Figures published by the WHO reveal a global outbreak of bacterial resistance, with strong regional disparities and a stark warning: without rapid response, modern medicine risks losing its most precious weapons.
Antibiotic resistance with alarming figures
This is a chilling observation made by the World Health Organization (WHO) in its 2025 global report on antibiotic resistance. In 2023, one in six cases of laboratory-confirmed bacterial infection was already resistant to antibiotics. In other words, millions of patients have received ineffective treatments, faced with bacteria that have become insensitive to most existing drugs.
The phenomenon is progressing quickly: between 2018 and 2023, resistance has increased in more than 40% of “bacteria-antibiotic” associations monitoredwith an average annual increase of between 5 and 15%. Certain bacteria, such as Escherichia coli Or Klebsiella pneumoniaeare now reaching worrying levels. More than 40% of strains of E. coli are resistant to third-generation cephalosporins – a first-line treatment – while Klebsiella pneumoniae exceeds 55% resistance on a global scale, and up to 70% in Africa.
In his press release of October 13, 2025, the Director General of the WHO, Tedros Adhanom Ghebreyesus, summarizes the seriousness of the situation:
“Antimicrobial resistance outpaces advances in modern medicine, threatening the health of families around the world“.
And added: “Our future also depends on strengthening systems for preventing, diagnosing and treating infections, as well as innovation in next-generation antibiotics and rapid point-of-care molecular testing.”.
Behind these words, a terrifying observation: medicine is chasing bacteria which mutate faster than research produces new drugs.

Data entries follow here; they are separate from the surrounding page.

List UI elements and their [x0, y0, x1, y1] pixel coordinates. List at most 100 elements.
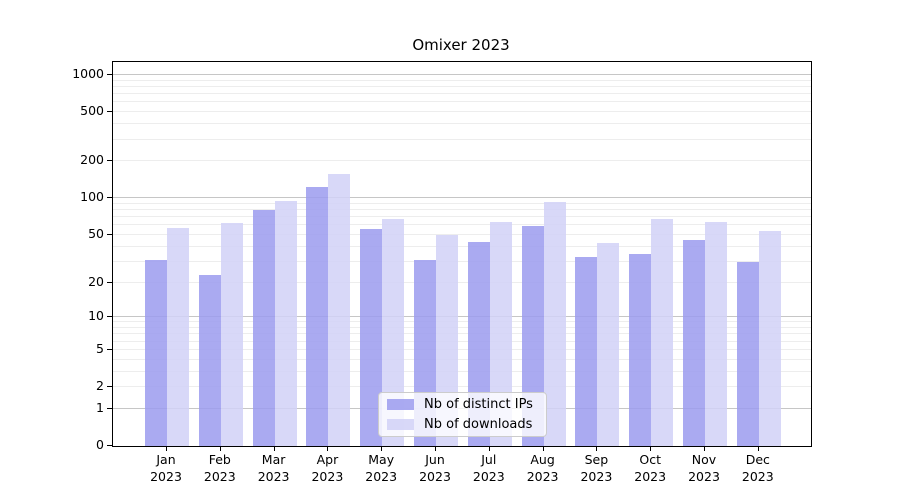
x-tick-mark: [596, 446, 598, 451]
gridline-minor: [113, 321, 811, 323]
gridline-minor: [113, 327, 811, 328]
gridline-minor: [113, 138, 811, 140]
y-tick-mark: [107, 74, 112, 75]
bar-ips-9: [575, 256, 598, 446]
y-tick-label: 50: [88, 225, 104, 241]
bar-ips-11: [683, 240, 705, 446]
x-tick-label: Jun 2023: [419, 452, 451, 484]
x-tick-mark: [166, 446, 167, 451]
x-tick-label: Dec 2023: [741, 452, 774, 484]
gridline-minor: [113, 370, 811, 372]
y-tick-label: 1000: [72, 66, 104, 81]
gridline-minor: [113, 245, 811, 247]
bar-downloads-4: [328, 174, 351, 446]
gridline-minor: [113, 386, 811, 387]
gridline-minor: [113, 209, 811, 210]
gridline-minor: [113, 123, 811, 125]
gridline-minor: [113, 101, 811, 103]
y-tick-mark: [107, 197, 112, 199]
y-tick-mark: [107, 407, 112, 409]
gridline-minor: [113, 358, 811, 360]
x-tick-mark: [273, 446, 275, 451]
bar-downloads-10: [651, 218, 674, 446]
bar-downloads-5: [382, 219, 405, 446]
gridline-minor: [113, 233, 811, 235]
y-tick-mark: [107, 233, 112, 235]
gridline-minor: [113, 93, 811, 95]
y-tick-label: 500: [80, 103, 104, 119]
chart-title: Omixer 2023: [412, 36, 510, 54]
legend-label-distinct-ips: Nb of distinct IPs: [424, 397, 533, 412]
gridline-minor: [113, 260, 811, 262]
x-tick-mark: [704, 446, 705, 451]
bar-ips-3: [252, 210, 275, 446]
y-tick-label: 200: [80, 152, 104, 168]
bar-ips-2: [198, 275, 221, 446]
bar-downloads-9: [597, 242, 620, 446]
x-tick-mark: [327, 446, 329, 451]
y-tick-mark: [107, 386, 112, 387]
gridline-minor: [113, 224, 811, 226]
bar-downloads-11: [705, 221, 727, 446]
x-tick-label: Oct 2023: [634, 452, 667, 484]
x-tick-label: Nov 2023: [688, 452, 720, 484]
y-tick-label: 5: [96, 340, 104, 356]
gridline-minor: [113, 79, 811, 81]
gridline-minor: [113, 216, 811, 218]
x-tick-mark: [435, 446, 436, 451]
gridline-minor: [113, 111, 811, 113]
bar-ips-8: [521, 226, 544, 446]
gridline-minor: [113, 86, 811, 87]
bar-ips-10: [629, 253, 652, 446]
y-tick-label: 0: [96, 437, 104, 452]
bar-downloads-3: [274, 200, 297, 446]
bar-downloads-2: [220, 222, 243, 446]
legend: Nb of distinct IPs Nb of downloads: [378, 392, 547, 437]
y-tick-label: 1: [96, 399, 104, 415]
x-tick-mark: [542, 446, 544, 451]
x-tick-label: Sep 2023: [580, 452, 613, 484]
bar-downloads-1: [167, 228, 189, 446]
gridline-minor: [113, 281, 811, 283]
x-tick-label: Mar 2023: [257, 452, 290, 484]
legend-row-downloads: Nb of downloads: [387, 416, 538, 433]
y-tick-mark: [107, 281, 112, 283]
y-tick-label: 20: [88, 273, 104, 289]
y-tick-mark: [107, 316, 112, 318]
x-tick-label: Apr 2023: [311, 452, 344, 484]
plot-area: [112, 61, 812, 447]
legend-label-downloads: Nb of downloads: [424, 417, 533, 432]
x-tick-mark: [650, 446, 652, 451]
x-tick-mark: [488, 446, 490, 451]
bar-ips-1: [145, 259, 167, 446]
legend-swatch-distinct-ips: [387, 399, 414, 410]
y-tick-label: 2: [96, 378, 104, 393]
bar-downloads-7: [489, 221, 512, 446]
bar-ips-5: [360, 228, 383, 446]
legend-swatch-downloads: [387, 419, 414, 430]
y-tick-label: 100: [80, 189, 104, 205]
gridline-major: [113, 197, 811, 199]
x-tick-label: May 2023: [365, 452, 398, 484]
y-tick-mark: [107, 160, 112, 162]
x-tick-mark: [219, 446, 221, 451]
y-tick-mark: [107, 348, 112, 350]
gridline-minor: [113, 333, 811, 335]
y-tick-label: 10: [88, 308, 104, 324]
y-tick-mark: [107, 111, 112, 113]
bar-downloads-12: [758, 230, 781, 446]
bar-ips-12: [736, 261, 759, 446]
x-tick-label: Feb 2023: [203, 452, 236, 484]
gridline-minor: [113, 160, 811, 162]
gridline-major: [113, 316, 811, 318]
gridline-minor: [113, 202, 811, 204]
y-tick-mark: [107, 445, 112, 446]
gridline-minor: [113, 348, 811, 350]
bar-downloads-8: [543, 202, 566, 446]
gridline-minor: [113, 340, 811, 342]
x-tick-mark: [381, 446, 383, 451]
x-tick-label: Aug 2023: [526, 452, 559, 484]
x-tick-label: Jul 2023: [472, 452, 505, 484]
x-tick-mark: [757, 446, 759, 451]
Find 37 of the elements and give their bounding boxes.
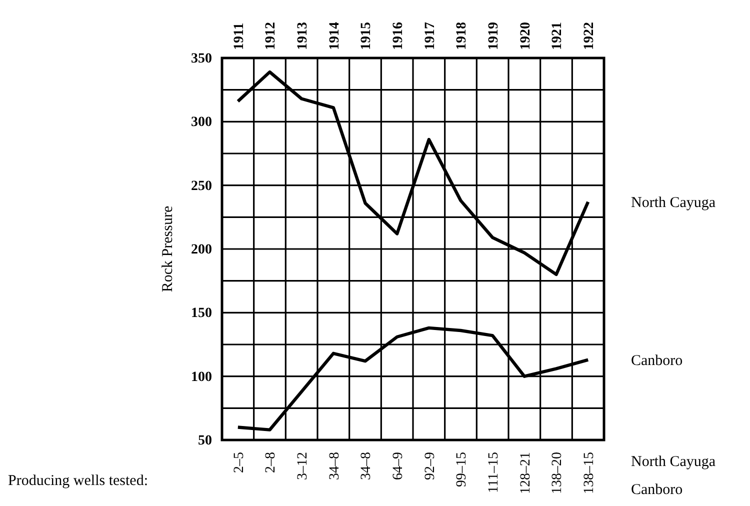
x-tick-label: 1921 xyxy=(550,22,566,50)
y-tick-label: 50 xyxy=(198,433,212,448)
text: 34–8 xyxy=(327,452,342,480)
y-axis-title: Rock Pressure xyxy=(160,206,176,292)
text: North Cayuga xyxy=(631,195,716,212)
text: 3–12 xyxy=(295,452,310,480)
text: Producing wells tested: xyxy=(8,473,148,489)
y-tick-label: 250 xyxy=(191,178,212,194)
x-tick-label: 1911 xyxy=(232,22,247,50)
text: Canboro xyxy=(631,353,683,370)
text: 2–5 xyxy=(232,452,247,473)
y-tick-label: 100 xyxy=(191,370,212,385)
text: 64–9 xyxy=(390,452,406,480)
x-tick-label: 1913 xyxy=(295,22,310,50)
x-tick-label: 1922 xyxy=(582,22,597,50)
y-tick-label: 350 xyxy=(191,51,212,66)
text: Canboro xyxy=(631,482,683,498)
y-tick-label: 200 xyxy=(191,242,212,258)
text: North Cayuga xyxy=(631,454,716,470)
x-tick-label: 1914 xyxy=(327,22,342,50)
x-tick-label: 1915 xyxy=(359,22,374,50)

Glaring geographic disparities
Not all regions of the world are affected with the same intensity. In Southeast Asia and the Middle East, almost one in three cases reported in the laboratory is already resistant. In Africa, the average reaches one in five cases.
These gaps reflect health systems unequally equipped to face the threat. In many countries, laboratories lack the means to precisely identify infectious agents, and antibiotics are often prescribed “blindly”, without sensitivity testing.
The WHO report is based on an essential mechanism: the GLASSFor Global Antimicrobial Resistance and Use Surveillance System. This global surveillance system, launched in 2015, collects and analyzes data transmitted by national public health laboratories. It makes it possible to monitor the evolution of resistant bacteria, identify emerging outbreaks and compare trends between regions.
In 2023, 104 countries participated in GLASS, compared to only 25 in 2016. Real progress, but insufficient: almost half of states do not report reliable data. This lack of surveillance leaves vast areas of the globe in the shadows, where resistance develops without anyone being able to measure its extent.
In Europe, monitoring systems are more robust, but the threat remains tangible: according to the European Center for Disease Prevention and Control (ECDC), more than 35,000 deaths per year are directly linked to antibiotic-resistant infections.
A threat for tomorrow – and a turning point for medicine
The WHO repeats it: antibiotic resistance is a silent pandemic. If nothing is done, it could cause up to 10 million deaths per year by 2050.
Beyond the human tragedy, the economic impact would be colossal: hundreds of billions of dollars in additional costs for health systems and a loss estimated at more than $3.4 trillion in global GDP by 2030.
To slow down this spiral, several levers are essential:
- To watch combat resistance more effectively, by strengthening laboratories and data sharing;
- Use antibiotics responsiblyonly when they are necessary;
- Invest in research new treatments and vaccines;
- Develop rapid tests to identify bacteria before prescribing medication.
The WHO 2025 report also calls for a global approach called “One Health”, linking human, animal and environmental health. Because resistance does not stop at borders: it circulates between hospitals, farms and ecosystems.
Behind the numbers, a brutal reality: each poorly treated infection, each unnecessary prescription, brings the world closer to a future where a simple cut or urinary infection could become fatal again.